Royden Abafo, David Onofrio and Jalen Kalama investigated how the rodent population should be managed on Molokai. First introduced in the early 1700s, rodents destroy native ecosystems and pose a health risk to humans, according to the students. The majority of those interviewed said rodents are a problem where they live on Molokai.
Most people use snap traps or glue traps, yet more than half think live traps should be used to control rodents in areas that aren’t populated by humans.

Jaden Liu, Madison Trenner and La`iku Dowling studied the use of the insect Tectococcus ovatus to control the spread of the invasive strawberry guava tree. Introduced as an ornamental plant in 1825, strawberry guava spreads quickly and crowds out native plants. T. ovatus attacks the guava exclusively and has been used in other areas to control it. Nearly 70 percent of those surveyed said they agree or strongly agree that native plants and animals should be protected from invasive species like strawberry guava, though there was not a consensus on the use of T. ovatus. Students concluded that they believe there needs to be more education about the use of bio-controls like T. ovatus before any are released on Molokai.

For their PRISM project, Brian Leer, Kawika Kaupu and Kaniela Kaupu helped remove invasive species like kiawe with the Molokai Land Trust at Mo`omomi. They learned that the native shearwater bird often falls prey to cats and dogs while nesting, and researched what Molokai residents think should be done to remove invasive species. Fifty-nine percent of the 108 people surveyed said they had been to Mo`omomi, while 41 percent had not. Twenty-six respondents scored 0 on knowledge about threats to Mo`omomi, while other major groups included 22 respondents scoring 50 and 14 scoring 60.

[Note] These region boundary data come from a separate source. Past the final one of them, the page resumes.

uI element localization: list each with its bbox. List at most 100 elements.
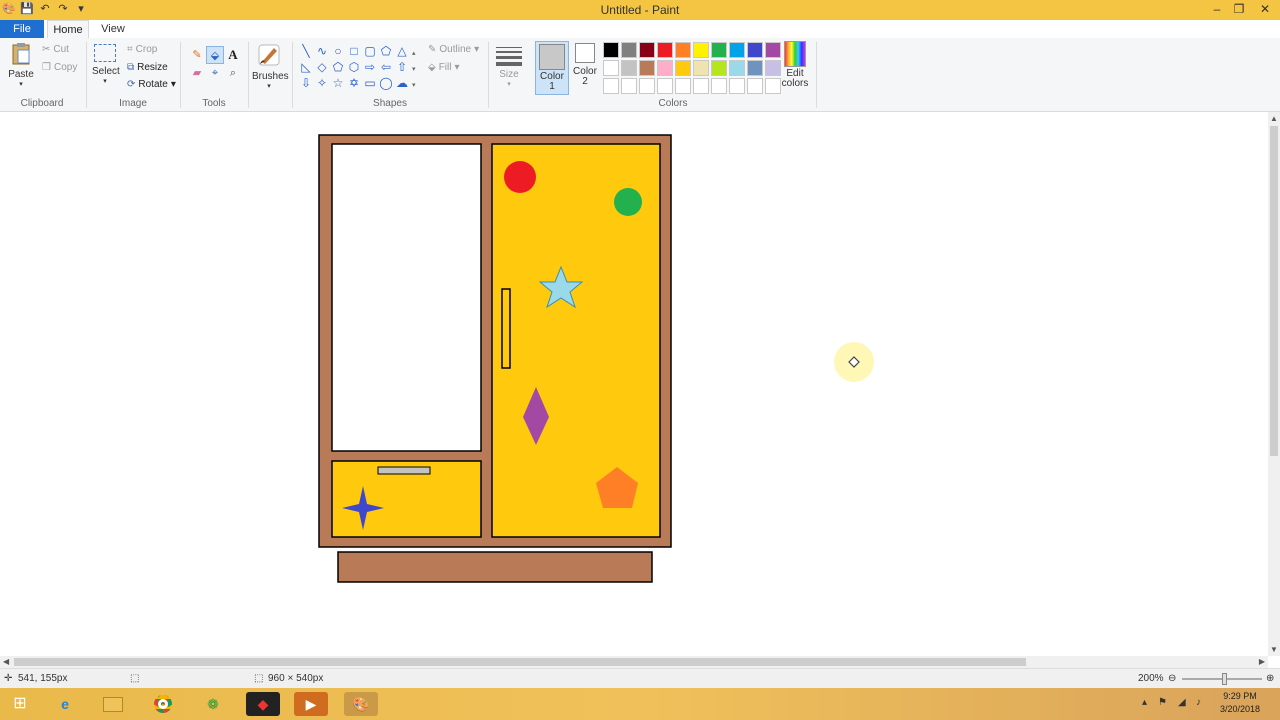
tab-file[interactable]: File	[0, 20, 44, 38]
pencil-icon[interactable]: ✎	[188, 46, 206, 64]
scroll-up-icon[interactable]: ▲	[1270, 114, 1278, 123]
horizontal-scroll-thumb[interactable]	[14, 658, 1026, 666]
palette-swatch-r3c6[interactable]	[693, 78, 709, 94]
minimize-button[interactable]: –	[1206, 0, 1228, 20]
zoom-out-icon[interactable]: ⊖	[1168, 673, 1176, 684]
palette-swatch-r2c8[interactable]	[729, 60, 745, 76]
drawing-canvas[interactable]	[0, 112, 1268, 656]
brushes-button[interactable]: Brushes ▾	[252, 42, 289, 90]
color-picker-icon[interactable]: ⌖	[206, 64, 224, 82]
chrome-icon[interactable]	[146, 692, 180, 716]
triangle-shape-icon[interactable]: △	[394, 43, 410, 59]
drawing-surface[interactable]	[0, 112, 1268, 656]
palette-swatch-r2c10[interactable]	[765, 60, 781, 76]
zoom-in-icon[interactable]: ⊕	[1266, 673, 1274, 684]
zoom-slider[interactable]	[1182, 673, 1262, 685]
magnifier-icon[interactable]: ⌕	[224, 64, 242, 82]
polygon-shape-icon[interactable]: ⬠	[378, 43, 394, 59]
palette-swatch-r3c4[interactable]	[657, 78, 673, 94]
palette-swatch-r3c10[interactable]	[765, 78, 781, 94]
paste-button[interactable]: Paste ▾	[8, 42, 34, 88]
fill-button[interactable]: ⬙ Fill ▾	[428, 62, 460, 73]
text-tool-icon[interactable]: A	[224, 46, 242, 64]
palette-swatch-r2c3[interactable]	[639, 60, 655, 76]
palette-swatch-r1c2[interactable]	[621, 42, 637, 58]
media-player-icon[interactable]: ▶	[294, 692, 328, 716]
palette-swatch-r2c6[interactable]	[693, 60, 709, 76]
palette-swatch-r1c9[interactable]	[747, 42, 763, 58]
palette-swatch-r3c7[interactable]	[711, 78, 727, 94]
tab-home[interactable]: Home	[47, 20, 89, 38]
palette-swatch-r1c6[interactable]	[693, 42, 709, 58]
line-shape-icon[interactable]: ╲	[298, 43, 314, 59]
oval-shape-icon[interactable]: ○	[330, 43, 346, 59]
oval-callout-shape-icon[interactable]: ◯	[378, 75, 394, 91]
six-point-star-shape-icon[interactable]: ✡	[346, 75, 362, 91]
fill-bucket-icon[interactable]: ⬙	[206, 46, 224, 64]
palette-swatch-r3c9[interactable]	[747, 78, 763, 94]
palette-swatch-r1c4[interactable]	[657, 42, 673, 58]
palette-swatch-r3c8[interactable]	[729, 78, 745, 94]
curve-shape-icon[interactable]: ∿	[314, 43, 330, 59]
up-arrow-shape-icon[interactable]: ⇧	[394, 59, 410, 75]
edit-colors-button[interactable]: Edit colors	[780, 41, 810, 89]
four-point-star-shape-icon[interactable]: ✧	[314, 75, 330, 91]
paint-taskbar-icon[interactable]: 🎨	[344, 692, 378, 716]
palette-swatch-r2c2[interactable]	[621, 60, 637, 76]
palette-swatch-r2c9[interactable]	[747, 60, 763, 76]
start-icon[interactable]: ⊞	[4, 692, 36, 716]
rounded-callout-shape-icon[interactable]: ▭	[362, 75, 378, 91]
file-explorer-icon[interactable]	[96, 692, 130, 716]
green-app-icon[interactable]: ❁	[196, 692, 230, 716]
wifi-icon[interactable]: ◢	[1178, 697, 1186, 708]
palette-swatch-r1c1[interactable]	[603, 42, 619, 58]
horizontal-scrollbar[interactable]: ◀ ▶	[0, 656, 1268, 668]
volume-icon[interactable]: ♪	[1196, 697, 1201, 708]
select-button[interactable]: Select ▾	[92, 44, 120, 85]
right-triangle-shape-icon[interactable]: ◺	[298, 59, 314, 75]
size-button[interactable]: Size ▾	[494, 44, 524, 88]
network-status-icon[interactable]: ⚑	[1158, 697, 1167, 708]
cloud-callout-shape-icon[interactable]: ☁	[394, 75, 410, 91]
palette-swatch-r2c1[interactable]	[603, 60, 619, 76]
clock[interactable]: 9:29 PM 3/20/2018	[1220, 690, 1260, 716]
shapes-scroll[interactable]: ▴ ▾ ▾	[412, 46, 416, 94]
palette-swatch-r1c5[interactable]	[675, 42, 691, 58]
zoom-slider-thumb[interactable]	[1222, 673, 1227, 685]
rounded-rectangle-shape-icon[interactable]: ▢	[362, 43, 378, 59]
color1-button[interactable]: Color 1	[535, 41, 569, 95]
palette-swatch-r2c5[interactable]	[675, 60, 691, 76]
left-arrow-shape-icon[interactable]: ⇦	[378, 59, 394, 75]
palette-swatch-r1c8[interactable]	[729, 42, 745, 58]
down-arrow-shape-icon[interactable]: ⇩	[298, 75, 314, 91]
vertical-scrollbar[interactable]: ▲ ▼	[1268, 112, 1280, 656]
palette-swatch-r1c7[interactable]	[711, 42, 727, 58]
outline-button[interactable]: ✎ Outline ▾	[428, 44, 479, 55]
hexagon-shape-icon[interactable]: ⬡	[346, 59, 362, 75]
palette-swatch-r3c5[interactable]	[675, 78, 691, 94]
vertical-scroll-thumb[interactable]	[1270, 126, 1278, 456]
palette-swatch-r1c3[interactable]	[639, 42, 655, 58]
copy-button[interactable]: ❐ Copy	[42, 62, 77, 73]
color2-button[interactable]: Color 2	[572, 43, 598, 87]
palette-swatch-r3c3[interactable]	[639, 78, 655, 94]
maximize-button[interactable]: ❐	[1228, 0, 1250, 20]
red-app-icon[interactable]: ◆	[246, 692, 280, 716]
palette-swatch-r3c2[interactable]	[621, 78, 637, 94]
pentagon-shape-icon[interactable]: ⬠	[330, 59, 346, 75]
palette-swatch-r2c7[interactable]	[711, 60, 727, 76]
scroll-down-icon[interactable]: ▼	[1270, 645, 1278, 654]
right-arrow-shape-icon[interactable]: ⇨	[362, 59, 378, 75]
diamond-shape-icon[interactable]: ◇	[314, 59, 330, 75]
rectangle-shape-icon[interactable]: □	[346, 43, 362, 59]
five-point-star-shape-icon[interactable]: ☆	[330, 75, 346, 91]
close-button[interactable]: ✕	[1250, 0, 1280, 20]
crop-button[interactable]: ⌗ Crop	[127, 44, 157, 55]
show-hidden-icons[interactable]: ▴	[1142, 697, 1147, 708]
cut-button[interactable]: ✂ Cut	[42, 44, 69, 55]
scroll-left-icon[interactable]: ◀	[3, 657, 9, 666]
rotate-button[interactable]: ⟳ Rotate ▾	[127, 79, 176, 90]
palette-swatch-r1c10[interactable]	[765, 42, 781, 58]
palette-swatch-r2c4[interactable]	[657, 60, 673, 76]
tab-view[interactable]: View	[92, 20, 134, 38]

A majority of 62 people said fencing should be used to control invasive species at Mo`omomi, while 52 said pesticides and 47 said trap and kill. The students’ data showed that that 30 percent of respondents believe the community should help remove invasive species, while only six percent have actually helped already.

Every year, a student is presented with the PRISM Environmental Excellence Award, this year year’s recipient was eighth grader Kaliloa Durant for his work in lo`i and fishponds, practice of composting, participation in beach cleanups and invasive species removal.